DRAFT GUIDANCE COULD IMPACT ON RMC'S ACCOUNTS (10/11/10)
The ICAEW and AMRA have issued a consultation document with proposed changes on how resident management companies (RMCs) prepare their accounts
A new consultation document could have a significant impact on how resident management companies (RMCs) prepare their accounts.
The issue has been the focus of attention over the last few months, although the Government has finally confirmed that it does not intend to proceed with the development of regulations on residential service charge accounts, accountants' reports and requirements for service charge monies to be held in designated bank accounts.
These regulations were anticipated towards the end of last year and many companies had been waiting for them to clarify the position and put in place some additional procedures.
The matter has arisen because many RMCs prepare their accounts incorrectly. They include all the transactions that the company undertakes in the company’s statutory accounts and fail to recognise that many of these transactions (possibly all) may have been incurred on behalf of tenants and that service charge monies are held in trust by the company and should be excluded from the statutory accounts.
If requested by the tenants or required by the lease they should be dealt with in separate accounts. The statutory accounts will only include the company’s own assets and income such as property owned and ground rent received.
Following the Government’s decision, the Institute of Chartered Accountants and the Association of Residential Managing Agents issued draft guidance at the end of last month, as the interaction of the Companies Act 2006, the provision of property leases and the Landlord and Tenant Acts 1985 and 1987 have caused a lot of confusion.

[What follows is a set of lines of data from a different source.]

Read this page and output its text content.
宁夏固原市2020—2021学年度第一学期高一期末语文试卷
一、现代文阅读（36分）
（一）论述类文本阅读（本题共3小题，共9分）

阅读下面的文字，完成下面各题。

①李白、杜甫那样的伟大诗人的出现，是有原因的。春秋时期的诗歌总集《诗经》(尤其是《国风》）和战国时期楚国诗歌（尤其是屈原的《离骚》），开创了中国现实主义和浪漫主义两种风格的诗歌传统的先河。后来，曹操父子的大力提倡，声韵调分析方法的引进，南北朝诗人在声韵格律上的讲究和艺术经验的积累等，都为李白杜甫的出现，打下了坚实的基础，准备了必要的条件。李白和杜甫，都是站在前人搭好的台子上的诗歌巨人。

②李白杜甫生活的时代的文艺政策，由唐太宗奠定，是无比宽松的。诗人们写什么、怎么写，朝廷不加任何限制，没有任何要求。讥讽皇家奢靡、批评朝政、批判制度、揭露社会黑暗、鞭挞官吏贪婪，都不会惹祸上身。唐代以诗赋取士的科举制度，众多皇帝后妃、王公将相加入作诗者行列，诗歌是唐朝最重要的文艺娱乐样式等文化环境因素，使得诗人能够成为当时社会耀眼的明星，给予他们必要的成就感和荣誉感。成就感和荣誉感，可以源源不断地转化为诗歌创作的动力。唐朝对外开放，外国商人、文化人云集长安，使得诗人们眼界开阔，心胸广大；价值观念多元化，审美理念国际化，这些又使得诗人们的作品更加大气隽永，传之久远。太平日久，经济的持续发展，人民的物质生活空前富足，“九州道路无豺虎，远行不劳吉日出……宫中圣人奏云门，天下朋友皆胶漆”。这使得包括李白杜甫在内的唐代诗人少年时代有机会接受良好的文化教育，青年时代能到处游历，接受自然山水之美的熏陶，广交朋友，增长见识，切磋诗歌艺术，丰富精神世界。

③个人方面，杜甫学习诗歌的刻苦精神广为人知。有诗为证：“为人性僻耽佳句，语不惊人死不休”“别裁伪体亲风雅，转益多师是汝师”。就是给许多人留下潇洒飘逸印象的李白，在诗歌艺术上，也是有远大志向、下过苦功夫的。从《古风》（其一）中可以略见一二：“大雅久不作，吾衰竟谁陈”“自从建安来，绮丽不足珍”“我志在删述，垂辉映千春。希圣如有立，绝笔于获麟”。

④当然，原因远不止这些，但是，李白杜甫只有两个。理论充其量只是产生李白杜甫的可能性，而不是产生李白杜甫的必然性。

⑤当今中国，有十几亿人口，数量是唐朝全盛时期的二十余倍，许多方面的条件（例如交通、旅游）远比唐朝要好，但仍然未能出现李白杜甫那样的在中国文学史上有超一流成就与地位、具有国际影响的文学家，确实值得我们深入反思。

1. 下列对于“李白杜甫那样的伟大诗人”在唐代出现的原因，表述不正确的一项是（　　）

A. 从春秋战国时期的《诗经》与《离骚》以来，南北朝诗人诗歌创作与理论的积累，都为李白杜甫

This has resulted in a number of residents' management companies reconsidering the accounting treatment adopted in their financial statements.
The draft guidance focuses on residents' management companies, where the members are also the leaseholders paying variable service charges, and takes the point that variable service charge contributions paid by lessees are held on statutory trust to meet the costs specified in the lease.
It has taken the line that, because the service charge monies do not belong to the residents' management company, they should not be shown as assets on the company's balance sheet.
Further, service charge transactions may not feature in the company's profit and loss account either, depending on the terms of the lease and contractual arrangements.
If this is the case, then clearly a separate service charge statement of account would also be required. As can be seen, if this guidance is adopted, there could be significant changes to some companies’ accounts.
The draft guidance is open to consultation until 31 January 2011 and we will keep you informed of changes.